9番目は「月鉾」です・この鉾の鉾頭には新月型(みかづき)は付いています。

大勢の曳子に引かれて「月鉾」が御池通りに入って来ました。やはり鉾は山と違って貫禄があります。山の中には鉾と変わらないものもありますが・・・

この月鉾は『古事記』によると、伊弉諾尊が黄泉の国から戻り、禊祓いをされたとき、左眼を洗って天照大神、右眼を洗って月読尊、このあと、鼻を洗って素戔鳴尊を生んだ。月読尊は夜を支配した神だが、水徳の神でもあり、月鉾は、この故事に由来する。鉾頭に、横40センチ、上下24センチの金色の三日月。真木の中ほどに天王様を飾った天王台の下には籠製の船が真木を貫いてとり付けられる。元治元年の大火にもわずかに真木を失っただけだったとあります。

鉾の先頭に乗っている音頭取りの独特な掛け声と扇子まわしによって鉾は進んでいきます。

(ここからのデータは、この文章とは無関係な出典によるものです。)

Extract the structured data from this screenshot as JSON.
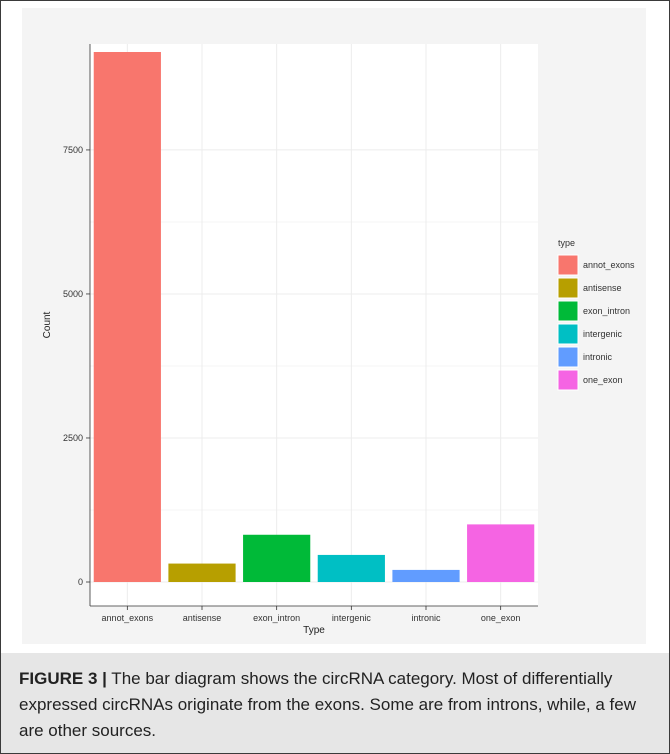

10番目は「孟宗山」です。中国・24孝の1人、孟宗は、母親が病気になったため、好物のたけのこを求めて竹林を歩きまわったが、寒の季節で1本もない。疲れて座り込んでしまったとき、たけのこが出、母親は元気を回復した話からきている。町名が笋(たかんな=たけのこの意味)町というのもこれに由来する。白綴地に雄渾な筆致で孟宗竹林が描かれた見送りは、竹内栖鳳の筆。極彩 色が多い山鉾のなかで、墨一色が異彩を放っています。

たけのこを採る孟宗の人形が乗っています。

11番目は「太子山」です。この山は聖徳太子を祀っています。

この山鉾の真木は松が通例だが、この山のみ杉を立てる。聖徳太子四天王寺を建立するさい、自らが良材を求め山に入り、老人に大杉の霊木を教えられ、六角堂をたてたことに由来する。太子は、日本の仏教の基を築いたことで知られ、宗派をこえての「太子信仰」が民衆の間に広くあった。山に飾る太子像は、江戸時代の作。トレードマークの鬟(みずら)に髪を結び、ふっくらした顔だち、白二重小袖姿で、高貴な印象をたたえています。

これは12番目の「木賊山」です。木賊を刈る翁をあらわしています。

この山は京都市下京区仏光寺通西洞院西入ル木賊山町の山。世阿弥謡曲木賊」から着想され、木賊刈りの老翁が別れた愛児を思いながら舞う場面を表現している。等身大の老翁像は足台に元禄5年(1692)の墨書があり、右手にかま、左手に木賊を持つっています。